Other particularly notable powers in history have been the (vi) defence power, (see: Australian Communist Party v Commonwealth), the (xix) naturalisation and aliens power, the (xxxi) 'just terms' property acquisition power, the (xxvi) power to make special laws in relation to peoples of a particular race, and the s51(xxiii) & (xxiiiA) power to provide social services (notable in part for having been implemented in 1946 via referendum)

With some exceptions, the remainder of the powers in s51 pertain to the standardization of commerce across Australia, empowering the federal government to enact laws in relation to metrics, statistics, finance, interstate commercial disputes, and other related issues.

Additionally, two subsections provide for the referral of matters to the Australian Parliament by Australia's State Governments. Specifically, (xxxvii) allows State Parliaments to refer matters within their competence to the commonwealth, and (xxxviii) allows state parliaments to refer any matter that the UK Parliament or Federal Council of Australasia could legislate on their behalf at the establishment of the Commonwealth.

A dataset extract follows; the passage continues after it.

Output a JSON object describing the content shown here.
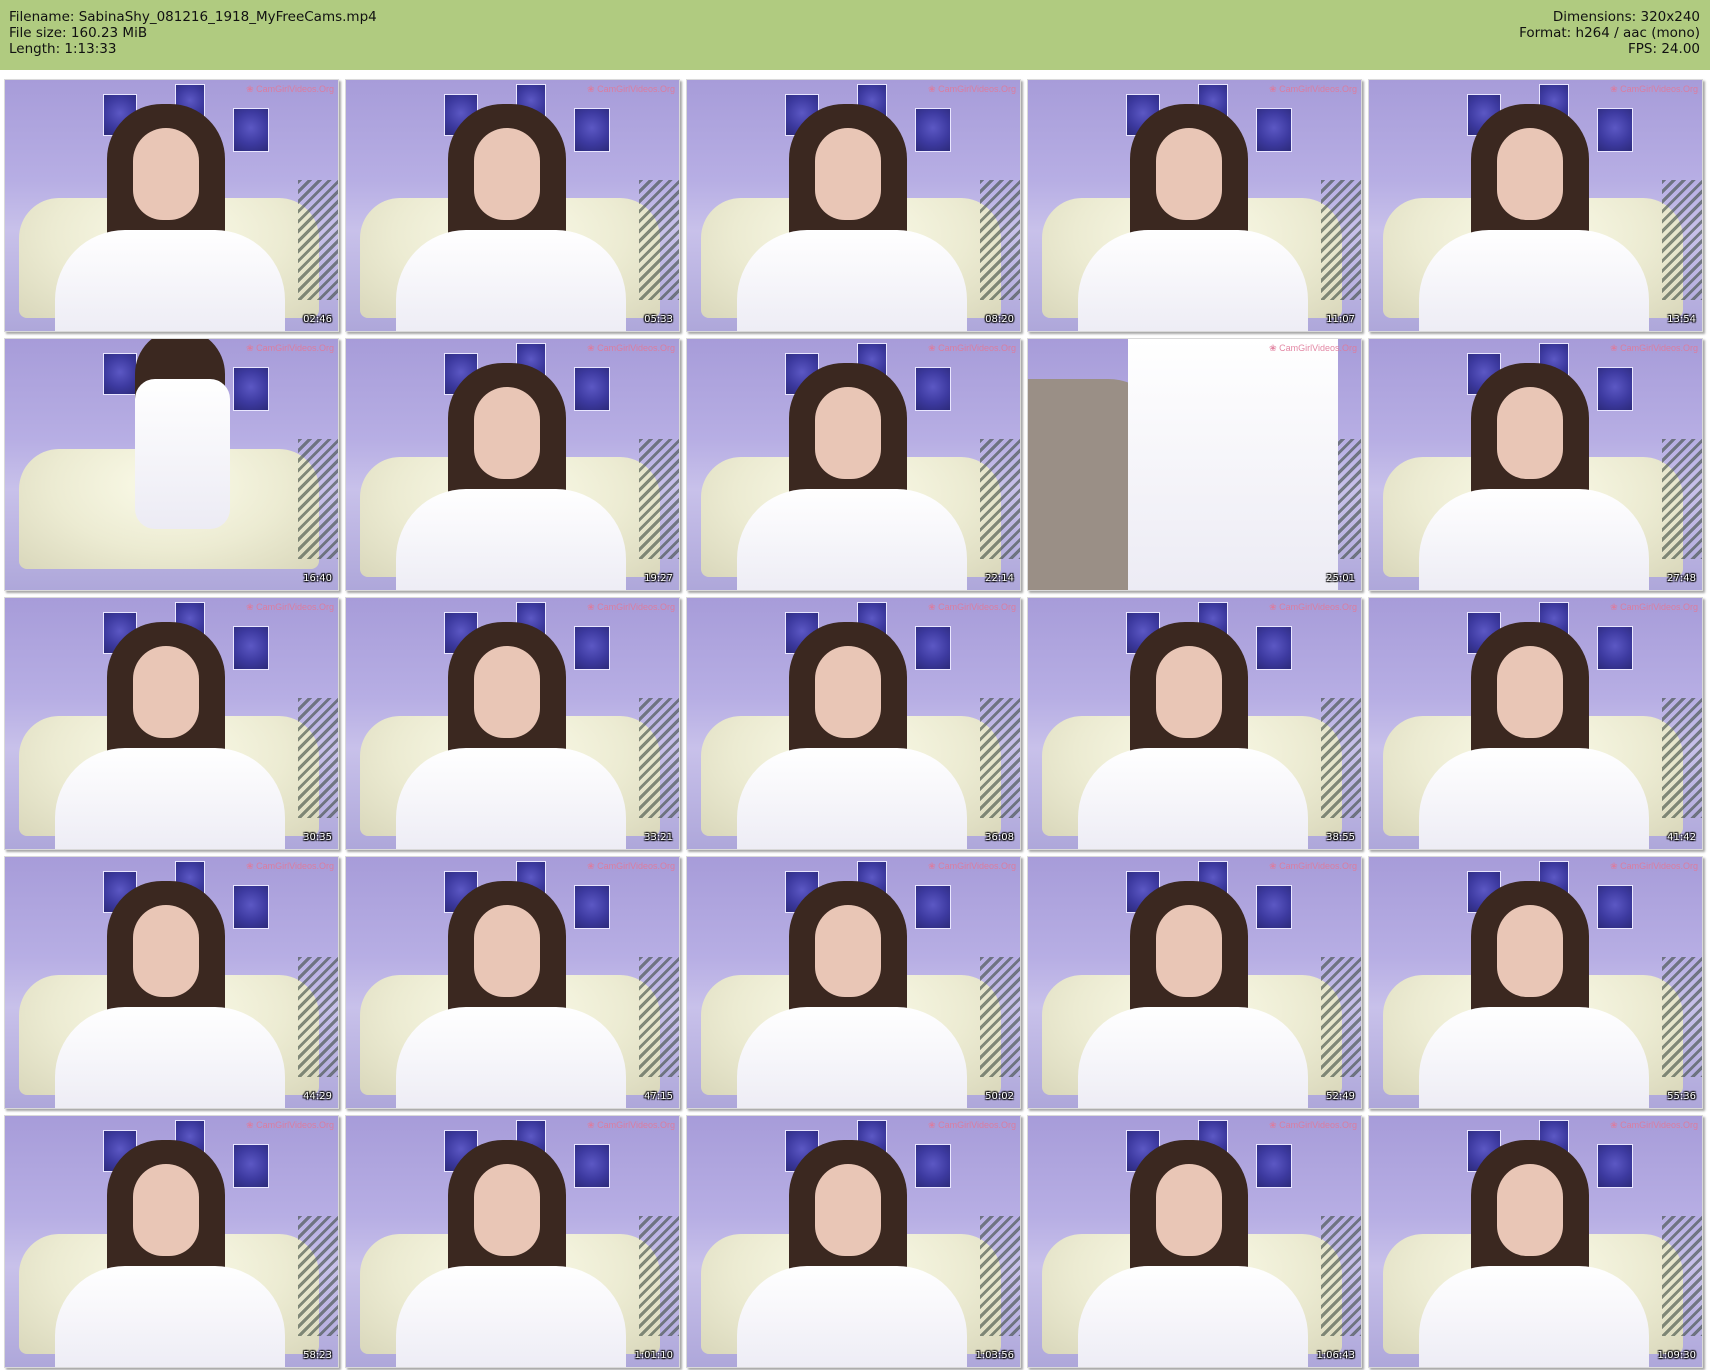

The incidental power (xxxix) allows the Commonwealth to act on matters 'incidental' any power of the constitution. Most notably this includes section 61 of the constitution, which vests the Australian Government with Executive Power. As a result, it is one of the most important sections in practice.

==Interpretive history==

The High Court's approach to section 51 has changed over time. Initially, the court adopted the 'Reserved Powers' doctrine, an interpretive view that the Australian States had implicitly retained competence in core areas, which were unable to be displaced by the Commonwealth even through reliance upon the powers enumerated in s51.

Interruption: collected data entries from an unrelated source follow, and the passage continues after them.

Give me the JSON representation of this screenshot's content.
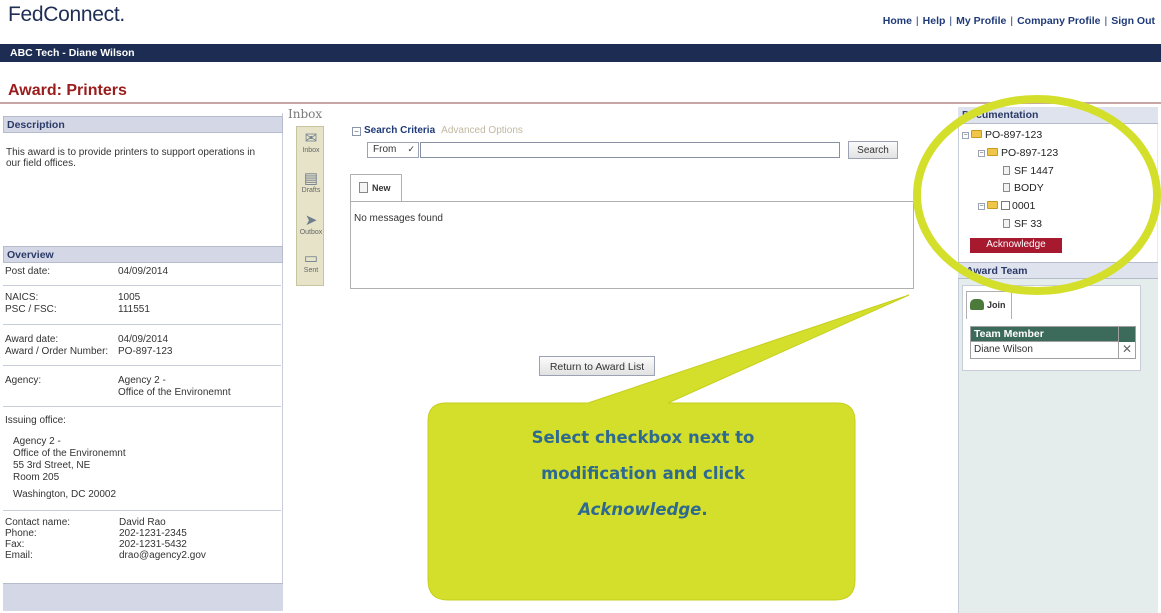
{
  "header": {
    "logo": "FedConnect.",
    "nav_links": [
      "Home",
      "Help",
      "My Profile",
      "Company Profile",
      "Sign Out"
    ],
    "user_bar": "ABC Tech - Diane Wilson"
  },
  "page": {
    "title": "Award: Printers"
  },
  "description": {
    "heading": "Description",
    "text": "This award is to provide printers to support operations in our field offices."
  },
  "overview": {
    "heading": "Overview",
    "post_date_label": "Post date:",
    "post_date": "04/09/2014",
    "naics_label": "NAICS:",
    "naics": "1005",
    "psc_label": "PSC / FSC:",
    "psc": "111551",
    "award_date_label": "Award date:",
    "award_date": "04/09/2014",
    "award_number_label": "Award / Order Number:",
    "award_number": "PO-897-123",
    "agency_label": "Agency:",
    "agency_line1": "Agency 2 -",
    "agency_line2": "Office of the Environemnt",
    "issuing_office_label": "Issuing office:",
    "issuing_lines": [
      "Agency 2 -",
      "Office of the Environemnt",
      "55 3rd Street, NE",
      "Room 205",
      "Washington, DC 20002"
    ],
    "contact_name_label": "Contact name:",
    "contact_name": "David Rao",
    "phone_label": "Phone:",
    "phone": "202-1231-2345",
    "fax_label": "Fax:",
    "fax": "202-1231-5432",
    "email_label": "Email:",
    "email": "drao@agency2.gov"
  },
  "inbox": {
    "label": "Inbox",
    "sidebar": [
      {
        "label": "Inbox",
        "icon": "inbox-icon"
      },
      {
        "label": "Drafts",
        "icon": "drafts-icon"
      },
      {
        "label": "Outbox",
        "icon": "outbox-icon"
      },
      {
        "label": "Sent",
        "icon": "sent-icon"
      }
    ],
    "search_criteria_label": "Search Criteria",
    "advanced_options_label": "Advanced Options",
    "from_select": "From",
    "search_value": "",
    "search_button": "Search",
    "tab_new": "New",
    "empty_message": "No messages found"
  },
  "return_button": "Return to Award List",
  "documentation": {
    "heading": "Documentation",
    "tree": {
      "root": "PO-897-123",
      "child": "PO-897-123",
      "files": [
        "SF 1447",
        "BODY"
      ],
      "modification": "0001",
      "mod_files": [
        "SF 33"
      ]
    },
    "acknowledge_button": "Acknowledge"
  },
  "award_team": {
    "heading": "Award Team",
    "join_label": "Join",
    "column_header": "Team Member",
    "members": [
      "Diane Wilson"
    ]
  },
  "callout": {
    "line1": "Select checkbox next to",
    "line2": "modification and click",
    "line3": "Acknowledge",
    "line3_suffix": ".",
    "fill_color": "#d4df2c",
    "text_color": "#2e6a8f"
  },
  "colors": {
    "header_bar": "#1c2c52",
    "title_red": "#9b1c1c",
    "acknowledge_red": "#a6192e",
    "highlight_ring": "#d4df2c"
  }
}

This doctrine was famously, and emphatically, rejected by the Isaacs court in the Engineers' Case. Following this case, the reserved powers doctrine was abandoned; although it has notably reappeared a number of times in argument by State governments when arguing against Commonwealth legislation.

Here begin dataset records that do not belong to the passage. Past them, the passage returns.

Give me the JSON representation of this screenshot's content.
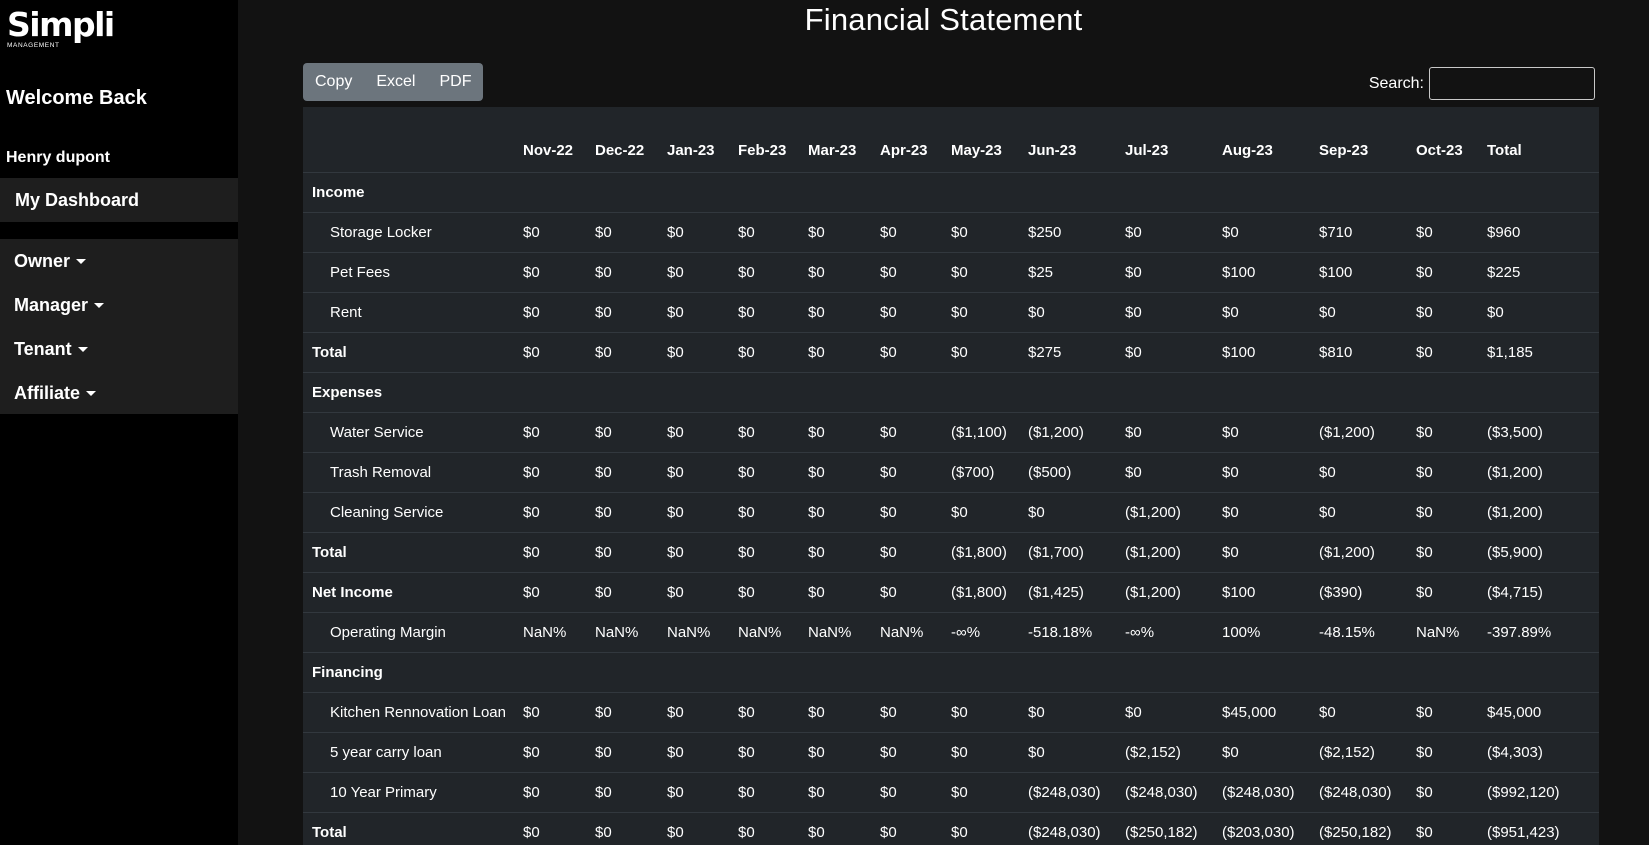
{
  "sidebar": {
    "logo_word": "Simpli",
    "logo_sub": "MANAGEMENT",
    "welcome": "Welcome Back",
    "username": "Henry dupont",
    "dashboard": "My Dashboard",
    "menu": [
      "Owner",
      "Manager",
      "Tenant",
      "Affiliate"
    ]
  },
  "page_title": "Financial Statement",
  "toolbar": {
    "copy": "Copy",
    "excel": "Excel",
    "pdf": "PDF",
    "search_label": "Search:",
    "search_value": ""
  },
  "table": {
    "columns": [
      "",
      "Nov-22",
      "Dec-22",
      "Jan-23",
      "Feb-23",
      "Mar-23",
      "Apr-23",
      "May-23",
      "Jun-23",
      "Jul-23",
      "Aug-23",
      "Sep-23",
      "Oct-23",
      "Total"
    ],
    "rows": [
      {
        "kind": "section",
        "label": "Income",
        "cells": []
      },
      {
        "kind": "item",
        "label": "Storage Locker",
        "cells": [
          "$0",
          "$0",
          "$0",
          "$0",
          "$0",
          "$0",
          "$0",
          "$250",
          "$0",
          "$0",
          "$710",
          "$0",
          "$960"
        ]
      },
      {
        "kind": "item",
        "label": "Pet Fees",
        "cells": [
          "$0",
          "$0",
          "$0",
          "$0",
          "$0",
          "$0",
          "$0",
          "$25",
          "$0",
          "$100",
          "$100",
          "$0",
          "$225"
        ]
      },
      {
        "kind": "item",
        "label": "Rent",
        "cells": [
          "$0",
          "$0",
          "$0",
          "$0",
          "$0",
          "$0",
          "$0",
          "$0",
          "$0",
          "$0",
          "$0",
          "$0",
          "$0"
        ]
      },
      {
        "kind": "total",
        "label": "Total",
        "cells": [
          "$0",
          "$0",
          "$0",
          "$0",
          "$0",
          "$0",
          "$0",
          "$275",
          "$0",
          "$100",
          "$810",
          "$0",
          "$1,185"
        ]
      },
      {
        "kind": "section",
        "label": "Expenses",
        "cells": []
      },
      {
        "kind": "item",
        "label": "Water Service",
        "cells": [
          "$0",
          "$0",
          "$0",
          "$0",
          "$0",
          "$0",
          "($1,100)",
          "($1,200)",
          "$0",
          "$0",
          "($1,200)",
          "$0",
          "($3,500)"
        ]
      },
      {
        "kind": "item",
        "label": "Trash Removal",
        "cells": [
          "$0",
          "$0",
          "$0",
          "$0",
          "$0",
          "$0",
          "($700)",
          "($500)",
          "$0",
          "$0",
          "$0",
          "$0",
          "($1,200)"
        ]
      },
      {
        "kind": "item",
        "label": "Cleaning Service",
        "cells": [
          "$0",
          "$0",
          "$0",
          "$0",
          "$0",
          "$0",
          "$0",
          "$0",
          "($1,200)",
          "$0",
          "$0",
          "$0",
          "($1,200)"
        ]
      },
      {
        "kind": "total",
        "label": "Total",
        "cells": [
          "$0",
          "$0",
          "$0",
          "$0",
          "$0",
          "$0",
          "($1,800)",
          "($1,700)",
          "($1,200)",
          "$0",
          "($1,200)",
          "$0",
          "($5,900)"
        ]
      },
      {
        "kind": "total",
        "label": "Net Income",
        "cells": [
          "$0",
          "$0",
          "$0",
          "$0",
          "$0",
          "$0",
          "($1,800)",
          "($1,425)",
          "($1,200)",
          "$100",
          "($390)",
          "$0",
          "($4,715)"
        ]
      },
      {
        "kind": "item",
        "label": "Operating Margin",
        "cells": [
          "NaN%",
          "NaN%",
          "NaN%",
          "NaN%",
          "NaN%",
          "NaN%",
          "-∞%",
          "-518.18%",
          "-∞%",
          "100%",
          "-48.15%",
          "NaN%",
          "-397.89%"
        ]
      },
      {
        "kind": "section",
        "label": "Financing",
        "cells": []
      },
      {
        "kind": "item",
        "label": "Kitchen Rennovation Loan",
        "cells": [
          "$0",
          "$0",
          "$0",
          "$0",
          "$0",
          "$0",
          "$0",
          "$0",
          "$0",
          "$45,000",
          "$0",
          "$0",
          "$45,000"
        ]
      },
      {
        "kind": "item",
        "label": "5 year carry loan",
        "cells": [
          "$0",
          "$0",
          "$0",
          "$0",
          "$0",
          "$0",
          "$0",
          "$0",
          "($2,152)",
          "$0",
          "($2,152)",
          "$0",
          "($4,303)"
        ]
      },
      {
        "kind": "item",
        "label": "10 Year Primary",
        "cells": [
          "$0",
          "$0",
          "$0",
          "$0",
          "$0",
          "$0",
          "$0",
          "($248,030)",
          "($248,030)",
          "($248,030)",
          "($248,030)",
          "$0",
          "($992,120)"
        ]
      },
      {
        "kind": "total",
        "label": "Total",
        "cells": [
          "$0",
          "$0",
          "$0",
          "$0",
          "$0",
          "$0",
          "$0",
          "($248,030)",
          "($250,182)",
          "($203,030)",
          "($250,182)",
          "$0",
          "($951,423)"
        ]
      }
    ]
  }
}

Since federation the enumerated powers in section 51 have tended overall to have expanded in scope. In particular, the Corporations and external affairs powers are notable for having a significantly larger breadth in modern times than at federation.

When interpreting whether a particular act of parliament is within the scope, or is incidental to an enumerated power; the dominant legal test applied by the court has been whether the law in question is a reasonable and appropriate means of furthering an object or purpose in the power.

==Tied grants==

In practice, section 51 is not a strong limit on federal involvement in Australia's political life. Section 96 of the Australian Constitution grants the power to grant money to any State, "on such terms and conditions as the Parliament thinks fit." In effect, the Commonwealth can make grants subject to States implementing particular policies in their fields of legislative responsibility. Such grants, known as tied grants (since they are tied to a particular purpose), have been used to give the federal parliament influence over state policy matters such as public hospitals and schools.

Section 96 does not compel a state to accept a grant, so constitutionally a state may refuse a grant and not implement any policy conditions. However, since a uniform federal system of income tax was introduced in 1942 (under s51(ii)) a vertical fiscal imbalance has arisen and the Commonwealth Parliament has had a vastly larger budget. It also has control over state borrowings (under subsection iv). This has meant that the Parliament's powers have effectively been extended beyond the constraints of section 51 and other explicit grants of legislative power (e.g. section 52 and section 90).